Torsion impacts 3D genome structure and couples gene expression.

(a) Cohesin-ChIP seq24 and torsion signals plotted across 527 detected mitotic loops from previous MicroC-XL Data52, grouped by percentiles of the loop score. Positions between the two loop boundaries (L and R) are scaled by the DNA length between the boundaries while preserving the torsion signal amplitude (Materials and Methods). Below is a cartoon depicting a DNA loop anchored by cohesin at sites of (+) supercoiling.

(b) Average ChIP-Exo signal of Abf1 and Reb127 (top plot), and torsion plotted across subsets of divergent genes (middle and bottom plots). Gene pairs are separated by defined classes27 where both genes in the pair are of the same class as follows: unbound class (UNB; green, 421 pairs), ssTFs only (TFO; red-solid, 320 pairs), ssTFs and other factors (TFO, STM, and RP; red-dotted, 439 pairs). Positions between the two divergent promoters are scaled by DNA length between the two promoters while preserving the signal amplitude (Materials and Methods).

Psoralen binding and accessibility. Cartoon depicting the experimental method for mapping TMP cross-linking on genomic DNA. The TMP has preferential binding to naked DNA where there are no bound proteins, such as in nucleosome-free regions and on linker DNA.

Psoralen Crosslinking Conditions.

(a) Average TMP signal with torsion of all 5925 genes as in Figure 1, shown for increasing UV dosage on cells. (Porter: did you divide by the purified DNA signal?)

(b) Average TMP signal without torsion from the same genes.

(c) Average TMP signal of naked genomic DNA from the same genes. 250 ng of sheared naked genomic DNA was incubated for 2 min with the indicated concentration of psoralen and exposed to UV light for 10 s. The density of adjacent AT or TA dinucleotide cross-linking sites is plotted for comparison with the naked DNA profiles (XL site density, dark blue).

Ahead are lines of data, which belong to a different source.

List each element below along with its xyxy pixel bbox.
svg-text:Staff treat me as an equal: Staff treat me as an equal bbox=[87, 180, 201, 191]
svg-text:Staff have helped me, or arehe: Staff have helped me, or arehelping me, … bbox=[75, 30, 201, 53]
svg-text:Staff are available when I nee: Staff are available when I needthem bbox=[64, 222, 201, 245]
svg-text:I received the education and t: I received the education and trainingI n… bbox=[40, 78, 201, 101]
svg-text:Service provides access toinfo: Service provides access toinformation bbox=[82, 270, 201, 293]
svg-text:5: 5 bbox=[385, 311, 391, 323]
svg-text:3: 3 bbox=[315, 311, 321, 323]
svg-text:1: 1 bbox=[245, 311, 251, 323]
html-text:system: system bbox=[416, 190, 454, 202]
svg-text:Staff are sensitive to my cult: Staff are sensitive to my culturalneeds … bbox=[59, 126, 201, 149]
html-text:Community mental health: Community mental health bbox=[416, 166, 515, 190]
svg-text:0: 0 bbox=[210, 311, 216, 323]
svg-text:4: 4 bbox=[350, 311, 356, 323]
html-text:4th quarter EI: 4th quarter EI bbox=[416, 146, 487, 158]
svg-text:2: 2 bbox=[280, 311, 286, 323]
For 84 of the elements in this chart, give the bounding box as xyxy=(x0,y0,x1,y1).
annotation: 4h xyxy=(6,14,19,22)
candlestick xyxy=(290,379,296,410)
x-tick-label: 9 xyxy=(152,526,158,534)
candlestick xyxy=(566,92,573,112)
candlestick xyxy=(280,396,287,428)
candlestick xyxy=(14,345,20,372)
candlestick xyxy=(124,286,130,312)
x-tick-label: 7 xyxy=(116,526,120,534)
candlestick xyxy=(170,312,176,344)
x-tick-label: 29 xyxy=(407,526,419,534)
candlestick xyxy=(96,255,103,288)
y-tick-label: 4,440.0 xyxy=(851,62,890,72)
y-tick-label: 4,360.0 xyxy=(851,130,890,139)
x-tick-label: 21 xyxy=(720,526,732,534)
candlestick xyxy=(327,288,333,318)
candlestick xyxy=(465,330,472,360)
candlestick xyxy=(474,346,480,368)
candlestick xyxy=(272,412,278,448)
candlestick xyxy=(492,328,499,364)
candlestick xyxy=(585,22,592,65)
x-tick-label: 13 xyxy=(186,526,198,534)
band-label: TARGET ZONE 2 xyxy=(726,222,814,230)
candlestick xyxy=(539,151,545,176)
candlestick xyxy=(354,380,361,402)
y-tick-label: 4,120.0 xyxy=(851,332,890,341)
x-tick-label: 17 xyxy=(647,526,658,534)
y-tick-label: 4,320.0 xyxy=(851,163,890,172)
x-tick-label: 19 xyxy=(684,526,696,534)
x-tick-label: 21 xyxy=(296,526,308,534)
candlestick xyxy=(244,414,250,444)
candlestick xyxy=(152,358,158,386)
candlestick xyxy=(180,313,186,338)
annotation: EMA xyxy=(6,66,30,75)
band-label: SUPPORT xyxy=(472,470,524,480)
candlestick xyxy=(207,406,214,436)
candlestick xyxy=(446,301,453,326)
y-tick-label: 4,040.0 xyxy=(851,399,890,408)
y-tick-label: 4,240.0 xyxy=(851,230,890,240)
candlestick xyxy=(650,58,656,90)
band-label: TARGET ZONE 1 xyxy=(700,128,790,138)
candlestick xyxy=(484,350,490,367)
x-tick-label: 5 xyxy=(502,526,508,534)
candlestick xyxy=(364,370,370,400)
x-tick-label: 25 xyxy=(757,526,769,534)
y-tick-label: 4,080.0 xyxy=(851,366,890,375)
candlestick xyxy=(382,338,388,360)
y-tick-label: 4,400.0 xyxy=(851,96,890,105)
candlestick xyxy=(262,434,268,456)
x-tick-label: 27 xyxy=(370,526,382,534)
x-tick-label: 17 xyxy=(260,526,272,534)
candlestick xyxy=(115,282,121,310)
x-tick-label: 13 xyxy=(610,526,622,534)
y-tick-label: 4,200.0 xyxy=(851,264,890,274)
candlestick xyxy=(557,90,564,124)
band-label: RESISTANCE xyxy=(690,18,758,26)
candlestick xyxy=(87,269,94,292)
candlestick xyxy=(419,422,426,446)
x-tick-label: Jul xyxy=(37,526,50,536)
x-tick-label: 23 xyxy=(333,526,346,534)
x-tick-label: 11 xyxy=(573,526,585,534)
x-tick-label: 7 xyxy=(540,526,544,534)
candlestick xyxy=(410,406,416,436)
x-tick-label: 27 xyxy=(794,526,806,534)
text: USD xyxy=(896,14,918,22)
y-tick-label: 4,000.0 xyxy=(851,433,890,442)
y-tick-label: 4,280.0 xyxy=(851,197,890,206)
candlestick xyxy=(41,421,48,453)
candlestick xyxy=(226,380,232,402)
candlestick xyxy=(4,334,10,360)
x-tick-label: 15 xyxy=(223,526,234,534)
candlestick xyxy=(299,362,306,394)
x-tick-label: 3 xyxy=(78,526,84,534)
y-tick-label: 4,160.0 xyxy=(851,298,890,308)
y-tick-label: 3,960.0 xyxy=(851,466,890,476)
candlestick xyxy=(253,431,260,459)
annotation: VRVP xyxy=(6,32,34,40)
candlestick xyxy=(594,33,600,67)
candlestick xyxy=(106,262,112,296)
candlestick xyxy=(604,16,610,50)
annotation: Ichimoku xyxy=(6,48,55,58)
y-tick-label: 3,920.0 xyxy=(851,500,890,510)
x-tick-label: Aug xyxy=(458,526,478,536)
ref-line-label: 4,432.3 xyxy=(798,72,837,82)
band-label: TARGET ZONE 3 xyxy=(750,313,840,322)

(d-f) Percent of 250 ng of input DNA remaining after two rounds of denaturation and treatment with ExoI for each respective condition in (a-c). The response in % DNA remaining is near linear with UV dosage. At low concentrations, we see that the % DNA remaining approaches the background (d-f) as does the signal from the library prep (a-c). This indicates that if the dose is too low, the signal-to-noise limit is being approached. Upon high UV exposure, the % DNA remaining indicates that there are likely multiple crosslinks/fragments (d,e), which may lead to artifacts due to the loss of small fragments during library prep. Upon a Goldilocks dose of UV exposure or psoralen concentration, signals are very similar to each other, indicating that most fragments have exactly one crosslink after Exo digestion (Fig. Supplement 3).

Optimal TMP crosslinking density. Cartoon depicting the optimal inter-strand cross-linking density is when each fragment of DNA has only one TMP cross-link after Exonuclease I digestion.